I'm not sure about the benefits of teaching "deep critiques" in Intro. Most students will also be taking courses in other disciplines that give a very different perspective on human nature and social interaction. And I'm not sure how many would benefit from our own (possibly quite pathetic) deep critiques of ourselves. We might be better off just trying to immerse them in the economic perspective, saying "here's how economists approach the question; you will get a different approach in sociology, poli sci, English, etc."

My own preferred deep critique would be about the means-end dichotomy. But I'm really not confident about my own ability to explain that to first year students. If I can succeed in teaching all of them supply and demand, I think I'm doing well. Economists do have a comparative advantage in teaching the economic perspective, and I'm not sure how good many of us would be venturing outside our "core competence".

W Peden: my hunch is that a deep critique would lead more towards some sort of Oakshottian conservative perspective. Not sure though.

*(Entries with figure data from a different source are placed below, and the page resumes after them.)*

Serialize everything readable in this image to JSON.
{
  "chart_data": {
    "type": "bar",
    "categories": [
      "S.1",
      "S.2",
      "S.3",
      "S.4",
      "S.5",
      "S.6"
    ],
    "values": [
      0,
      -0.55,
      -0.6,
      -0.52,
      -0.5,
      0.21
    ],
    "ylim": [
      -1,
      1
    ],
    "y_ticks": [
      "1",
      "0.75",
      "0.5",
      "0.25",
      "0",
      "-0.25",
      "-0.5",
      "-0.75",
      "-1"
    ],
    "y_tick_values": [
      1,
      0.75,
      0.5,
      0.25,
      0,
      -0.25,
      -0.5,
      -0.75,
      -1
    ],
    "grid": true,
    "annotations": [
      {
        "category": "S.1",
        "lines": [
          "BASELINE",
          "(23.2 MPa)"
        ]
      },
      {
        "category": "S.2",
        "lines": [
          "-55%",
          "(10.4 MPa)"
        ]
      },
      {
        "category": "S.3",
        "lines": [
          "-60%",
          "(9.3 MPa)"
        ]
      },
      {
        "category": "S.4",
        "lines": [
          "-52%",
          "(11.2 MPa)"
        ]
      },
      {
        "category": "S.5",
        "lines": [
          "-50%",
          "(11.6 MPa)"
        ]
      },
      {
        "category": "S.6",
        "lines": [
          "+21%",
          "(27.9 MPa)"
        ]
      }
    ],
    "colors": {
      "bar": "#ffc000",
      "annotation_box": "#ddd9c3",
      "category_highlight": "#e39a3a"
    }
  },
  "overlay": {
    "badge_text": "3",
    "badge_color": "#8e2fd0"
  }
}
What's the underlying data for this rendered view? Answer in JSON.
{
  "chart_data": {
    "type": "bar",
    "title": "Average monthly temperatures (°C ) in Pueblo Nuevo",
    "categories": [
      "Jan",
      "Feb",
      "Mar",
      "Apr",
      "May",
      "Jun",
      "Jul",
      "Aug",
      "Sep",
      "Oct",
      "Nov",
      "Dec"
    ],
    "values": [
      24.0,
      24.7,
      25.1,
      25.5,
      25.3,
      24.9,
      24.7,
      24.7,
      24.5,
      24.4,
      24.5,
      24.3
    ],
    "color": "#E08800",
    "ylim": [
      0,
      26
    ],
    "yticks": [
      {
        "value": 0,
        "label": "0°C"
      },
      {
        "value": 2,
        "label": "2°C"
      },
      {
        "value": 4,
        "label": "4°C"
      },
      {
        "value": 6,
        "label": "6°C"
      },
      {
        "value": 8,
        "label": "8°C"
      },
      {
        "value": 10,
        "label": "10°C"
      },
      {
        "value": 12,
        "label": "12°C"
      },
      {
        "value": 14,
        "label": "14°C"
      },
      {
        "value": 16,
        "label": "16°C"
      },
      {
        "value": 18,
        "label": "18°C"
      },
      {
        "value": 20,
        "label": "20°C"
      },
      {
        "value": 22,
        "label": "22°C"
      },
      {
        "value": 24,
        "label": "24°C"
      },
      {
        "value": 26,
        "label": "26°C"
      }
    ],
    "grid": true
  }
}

Nick: Thanks for the comments. I remember several great posts you have done on the means-end dichotomy that I did indeed put in my mental file under "deep critiques." And I agree that Oakeshotte or Roger Scruton's *The Meaning of Conservatism* on the right, perhaps Alasdair McIntyre and Michael Sandel on the left would be the upshot of the kind of critique I had in mind. In my own case, it was the eminently Worthwhile Canadian philosopher Charles Taylor whose work, especially *Sources of the Self*, awoke me from my dogmatic slumber, as it were. (-;

kevin: From the little I have read of him, mostly ages ago, I like Alasdair McIntyre's stuff, and agree it's a good deep critique of our approach. I never knew he was a lefty!

Stephen Marglin teaches an intermediate-level course at Harvard, new this year, called "Keynes' General Theory." I'm taking it right now. Only about 20 people are enrolled. The course is essentially a critique of New Keynesianism that follows the argument in Marglin's upcoming book Resurrecting Keynes: The General Theory as it might have been had Keynes reflected on it for 75 years.

Marglin also teaches an introductory course called "Critical Economics," which attempts to teach the bare bones micro and macro while simultaneously critiquing them both. Needless to say, it attempts to do too much, and in any case it doesn't count for concentration credit in the economics department.

That's some background.

Now about the Ec 10 walkout. It identified a legitimate problem in Harvard's economics department (and in most North American ones, for that matter): an economics major is allowed to, and indeed most do, graduate from Harvard with no understanding of the intellectual history of the discipline and no exposure to legitimate critiques of New Keynesian economics, such as Marglin's.

After three or four years of studying economics at Harvard, most students emerge believing that the basic models they've learned are sound. Most go further than that and take Hicks and Modigliani to heart, using them to inform their worldviews when they go to the polls, run for office, or do market research for Goldman Sachs. The problem is that they've never been introduced to critiques of these models; they have no choice but to assume that the standard models are the best ones out there, because they know of no others. (If you expect students to construct their own critical models, you should consider the effects of having the same paradigm being drilled into your head for three or four years. Better yet, you should get to know your students a little better ;-))

The issue, then, is not simply whether Mankiw's course inculcates a certain political ideology. There are liberal New Keynesians just as there are conservative ones. The issue is that economics students are made to learn econometrics and calculus but none of the critiques of the New Keynesian paradigm, which, as far as they're concerned, is sound by assumption. This is hard to justify on pedagogical grounds.

So the smug student that Frances Woolley cites, who wrote that "there’s plenty of (New) Keynesian theory to come in the second semester of Ec 10," completely misses the point.